Eilers» Interessant sind langfristig Indien als größte Demokratie weltweit oder auch China nach den deutlichen Rückgängen. Gleiches gilt auch für die Fast-Emerging-Markets, wie beispielweise die Vereinigten Arabischen Emirate, Saudi-Arabien, die Philippinen, Indonesien, Vietnam etc. Dort sollten die Wachstumsraten signifikant bleiben. Brasilien hingegen sehen wir nach dem extremen Anstieg eher kritisch. Falls der erhoffte wirtschaftliche Aufschwung nicht kommen sollte, besteht ein erhebliches Rückschlagrisiko.
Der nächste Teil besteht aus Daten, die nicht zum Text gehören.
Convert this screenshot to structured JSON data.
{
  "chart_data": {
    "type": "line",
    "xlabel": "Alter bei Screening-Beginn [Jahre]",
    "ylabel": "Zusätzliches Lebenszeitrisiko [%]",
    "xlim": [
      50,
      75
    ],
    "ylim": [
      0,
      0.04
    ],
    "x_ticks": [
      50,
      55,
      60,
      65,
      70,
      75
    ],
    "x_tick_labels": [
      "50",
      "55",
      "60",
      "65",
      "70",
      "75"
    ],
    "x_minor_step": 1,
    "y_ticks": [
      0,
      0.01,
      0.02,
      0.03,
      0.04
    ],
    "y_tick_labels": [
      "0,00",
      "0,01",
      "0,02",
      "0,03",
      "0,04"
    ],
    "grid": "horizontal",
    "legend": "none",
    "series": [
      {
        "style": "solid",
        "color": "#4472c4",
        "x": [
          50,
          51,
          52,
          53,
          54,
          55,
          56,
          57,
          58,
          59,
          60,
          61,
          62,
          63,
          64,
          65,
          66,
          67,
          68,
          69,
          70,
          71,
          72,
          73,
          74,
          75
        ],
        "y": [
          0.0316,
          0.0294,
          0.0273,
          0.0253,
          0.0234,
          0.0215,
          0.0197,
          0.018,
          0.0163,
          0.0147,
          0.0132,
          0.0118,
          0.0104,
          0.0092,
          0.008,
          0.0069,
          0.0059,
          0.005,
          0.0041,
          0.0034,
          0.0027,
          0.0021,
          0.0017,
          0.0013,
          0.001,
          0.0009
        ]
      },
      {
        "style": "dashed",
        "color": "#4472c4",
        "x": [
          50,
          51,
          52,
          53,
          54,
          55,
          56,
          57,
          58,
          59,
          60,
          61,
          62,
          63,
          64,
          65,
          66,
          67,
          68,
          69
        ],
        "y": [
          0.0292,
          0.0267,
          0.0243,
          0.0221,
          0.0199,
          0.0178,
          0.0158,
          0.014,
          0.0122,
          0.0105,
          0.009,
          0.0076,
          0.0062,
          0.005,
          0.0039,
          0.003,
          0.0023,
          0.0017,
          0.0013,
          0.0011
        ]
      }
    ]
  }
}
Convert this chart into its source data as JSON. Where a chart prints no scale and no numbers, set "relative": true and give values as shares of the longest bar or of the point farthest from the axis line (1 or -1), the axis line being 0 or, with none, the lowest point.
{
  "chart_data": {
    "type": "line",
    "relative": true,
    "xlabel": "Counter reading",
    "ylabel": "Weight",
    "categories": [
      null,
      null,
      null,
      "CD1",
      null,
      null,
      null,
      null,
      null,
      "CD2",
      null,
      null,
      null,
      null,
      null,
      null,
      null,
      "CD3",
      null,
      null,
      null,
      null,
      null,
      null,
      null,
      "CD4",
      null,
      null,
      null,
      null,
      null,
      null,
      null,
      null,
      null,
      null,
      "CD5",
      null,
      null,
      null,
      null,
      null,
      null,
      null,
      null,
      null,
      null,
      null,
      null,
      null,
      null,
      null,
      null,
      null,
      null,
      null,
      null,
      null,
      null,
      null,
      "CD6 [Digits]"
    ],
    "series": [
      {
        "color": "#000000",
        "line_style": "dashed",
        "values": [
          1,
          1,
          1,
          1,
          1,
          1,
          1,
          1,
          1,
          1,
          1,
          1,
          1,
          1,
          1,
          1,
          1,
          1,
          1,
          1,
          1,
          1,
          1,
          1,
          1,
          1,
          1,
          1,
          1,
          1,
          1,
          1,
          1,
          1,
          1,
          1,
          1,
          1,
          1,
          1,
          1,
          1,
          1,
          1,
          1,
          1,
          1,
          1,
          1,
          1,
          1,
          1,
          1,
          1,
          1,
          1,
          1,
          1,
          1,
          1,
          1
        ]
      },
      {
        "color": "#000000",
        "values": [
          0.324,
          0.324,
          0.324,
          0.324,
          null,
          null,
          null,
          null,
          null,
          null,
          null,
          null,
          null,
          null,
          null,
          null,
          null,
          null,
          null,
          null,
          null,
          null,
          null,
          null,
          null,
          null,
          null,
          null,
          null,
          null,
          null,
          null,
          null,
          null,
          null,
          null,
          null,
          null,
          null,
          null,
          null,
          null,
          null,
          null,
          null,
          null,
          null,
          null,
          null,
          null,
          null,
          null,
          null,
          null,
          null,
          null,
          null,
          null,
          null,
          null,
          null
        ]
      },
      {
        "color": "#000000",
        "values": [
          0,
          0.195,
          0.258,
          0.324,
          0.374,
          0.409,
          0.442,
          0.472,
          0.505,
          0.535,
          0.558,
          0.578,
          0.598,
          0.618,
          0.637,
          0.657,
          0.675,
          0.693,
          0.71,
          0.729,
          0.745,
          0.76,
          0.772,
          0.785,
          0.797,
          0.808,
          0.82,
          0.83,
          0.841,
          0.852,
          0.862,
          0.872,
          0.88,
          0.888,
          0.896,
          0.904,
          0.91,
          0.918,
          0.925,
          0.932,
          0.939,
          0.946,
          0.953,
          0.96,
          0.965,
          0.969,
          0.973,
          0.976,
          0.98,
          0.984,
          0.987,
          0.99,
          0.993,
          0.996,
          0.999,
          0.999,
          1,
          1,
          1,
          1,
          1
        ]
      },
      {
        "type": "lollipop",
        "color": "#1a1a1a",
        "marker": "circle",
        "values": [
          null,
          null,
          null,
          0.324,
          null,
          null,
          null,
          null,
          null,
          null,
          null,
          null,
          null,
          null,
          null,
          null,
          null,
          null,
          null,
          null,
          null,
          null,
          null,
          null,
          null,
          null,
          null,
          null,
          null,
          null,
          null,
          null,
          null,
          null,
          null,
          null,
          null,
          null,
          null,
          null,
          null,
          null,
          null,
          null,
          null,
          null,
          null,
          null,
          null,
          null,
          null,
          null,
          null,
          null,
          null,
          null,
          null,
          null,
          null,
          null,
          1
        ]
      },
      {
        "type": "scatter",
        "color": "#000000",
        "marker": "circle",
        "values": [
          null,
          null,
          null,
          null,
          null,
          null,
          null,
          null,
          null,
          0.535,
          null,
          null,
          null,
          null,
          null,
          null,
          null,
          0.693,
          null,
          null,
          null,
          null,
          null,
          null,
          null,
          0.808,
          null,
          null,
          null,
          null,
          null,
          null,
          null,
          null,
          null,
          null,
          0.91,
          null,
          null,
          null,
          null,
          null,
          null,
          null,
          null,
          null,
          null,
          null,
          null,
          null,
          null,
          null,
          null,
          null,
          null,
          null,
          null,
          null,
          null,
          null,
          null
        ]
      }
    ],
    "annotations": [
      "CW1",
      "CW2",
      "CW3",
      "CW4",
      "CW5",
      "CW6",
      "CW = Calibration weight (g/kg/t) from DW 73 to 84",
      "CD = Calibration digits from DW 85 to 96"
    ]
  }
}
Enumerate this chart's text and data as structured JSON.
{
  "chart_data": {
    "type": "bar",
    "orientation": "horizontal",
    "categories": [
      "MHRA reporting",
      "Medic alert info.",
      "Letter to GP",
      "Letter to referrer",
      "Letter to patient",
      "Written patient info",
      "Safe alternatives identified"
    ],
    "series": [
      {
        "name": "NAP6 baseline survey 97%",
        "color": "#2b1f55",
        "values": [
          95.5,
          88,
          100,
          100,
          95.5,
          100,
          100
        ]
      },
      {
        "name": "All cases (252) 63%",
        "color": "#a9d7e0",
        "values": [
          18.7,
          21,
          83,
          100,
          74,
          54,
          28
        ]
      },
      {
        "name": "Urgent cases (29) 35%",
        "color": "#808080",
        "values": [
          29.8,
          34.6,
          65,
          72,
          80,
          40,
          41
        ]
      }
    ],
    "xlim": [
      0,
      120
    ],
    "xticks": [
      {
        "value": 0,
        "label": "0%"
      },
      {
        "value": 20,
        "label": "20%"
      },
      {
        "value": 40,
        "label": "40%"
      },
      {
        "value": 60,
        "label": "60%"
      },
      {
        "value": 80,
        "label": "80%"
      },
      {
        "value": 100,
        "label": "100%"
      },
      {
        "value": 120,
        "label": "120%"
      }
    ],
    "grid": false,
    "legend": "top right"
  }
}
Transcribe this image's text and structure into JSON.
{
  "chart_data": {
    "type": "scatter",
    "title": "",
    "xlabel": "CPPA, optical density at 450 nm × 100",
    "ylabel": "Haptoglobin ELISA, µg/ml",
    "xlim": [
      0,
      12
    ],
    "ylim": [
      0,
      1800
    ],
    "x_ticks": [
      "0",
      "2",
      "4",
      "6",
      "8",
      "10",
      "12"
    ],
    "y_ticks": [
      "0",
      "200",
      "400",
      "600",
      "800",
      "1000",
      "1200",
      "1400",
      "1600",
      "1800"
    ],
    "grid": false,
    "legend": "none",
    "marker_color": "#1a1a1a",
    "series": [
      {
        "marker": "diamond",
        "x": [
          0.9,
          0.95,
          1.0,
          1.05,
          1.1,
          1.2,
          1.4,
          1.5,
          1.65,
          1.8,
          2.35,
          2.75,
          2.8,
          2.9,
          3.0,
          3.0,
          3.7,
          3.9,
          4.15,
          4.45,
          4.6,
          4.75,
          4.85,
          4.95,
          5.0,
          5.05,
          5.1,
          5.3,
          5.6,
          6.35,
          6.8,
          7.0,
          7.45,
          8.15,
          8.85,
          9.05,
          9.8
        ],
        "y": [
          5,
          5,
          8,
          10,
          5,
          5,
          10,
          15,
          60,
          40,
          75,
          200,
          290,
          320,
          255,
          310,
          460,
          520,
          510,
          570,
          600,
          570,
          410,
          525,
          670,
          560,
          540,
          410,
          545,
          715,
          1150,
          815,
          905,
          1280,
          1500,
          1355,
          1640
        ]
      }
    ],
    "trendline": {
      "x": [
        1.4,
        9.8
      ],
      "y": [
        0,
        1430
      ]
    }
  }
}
von Königsmarck» In Hartwährungen gerechnet, haben wir in den vergangenen Monaten bereits eine starke Entwicklung in den Emerging Markets gesehen. Im Vergleich zum Beispiel zu US-Investmentgrade-Anleihen oder US-High-Yield-Anleihen ist der Bereich Emerging Markets Debt weiterhin attraktiv. Anleger sollten allerdings beachten, dass wir nach der jüngsten Rallye nun in eine Phase der Konsolidierung eintreten könnten. Zu den Ländern, deren Anleihen weiterhin gut performen dürften, zählen die Türkei, Argentinien und die Ukraine. Diese Länder haben zwar jeweils spezifische Besonderheiten und Probleme, bieten aber aus Sicht unserer EMD-Experten derzeit interessantes Potenzial. Aber auch im Bereich EMD ist es sinnvoll, die Risiken breit zu streuen, zum Beispiel mittels eines ETF oder eines aktiv gemanagten Fonds.

finanzwelt: Neben der breiten Streuung über Anlageklassen und -stile hat in den vergangenen Monaten ein Trend an Fahrt aufgenommen – nachhaltiges Investieren. Wird „grün“ jetzt Mainstream?
von Königsmarck» Wir sehen, dass der Faktor Nachhaltigkeit für Investoren eine wachsende Bedeutung hat – insbesondere im Bereich ETFs. Eine wachsende Zahl von Anlegern wünscht sich, dass Asset Manager ihre Einflussmöglichkeiten nutzen, um einen positiven Einfluss auf die Unternehmensführung auszuüben. Wir arbeiten deshalb aktiv mit Unternehmen zusammen, um eine starke Governance zu gewährleisten, die zu einer langfristigen Performance führt – auch bei passiven Investitionen. Eilers» Nachhaltiges Investieren klingt zunächst wunderbar! Leider sind nur die Definitionen, was Nachhaltigkeit überhaupt bedeutet, extrem vielfältig. Das macht nachhaltiges Investieren letztendlich schwierig. Auch die Abgrenzung ist überaus schwer: Ist ein Hersteller von Dichtungsringen, die auch für Militär-Jets oder Panzer gebraucht werden können, überhaupt für ein Investment geeignet? Wirklich nachhaltiges Investieren fällt aus den genannten Gründen schwer, zumal jeder Anleger eigene Kriterien und Schwerpunkte setzt.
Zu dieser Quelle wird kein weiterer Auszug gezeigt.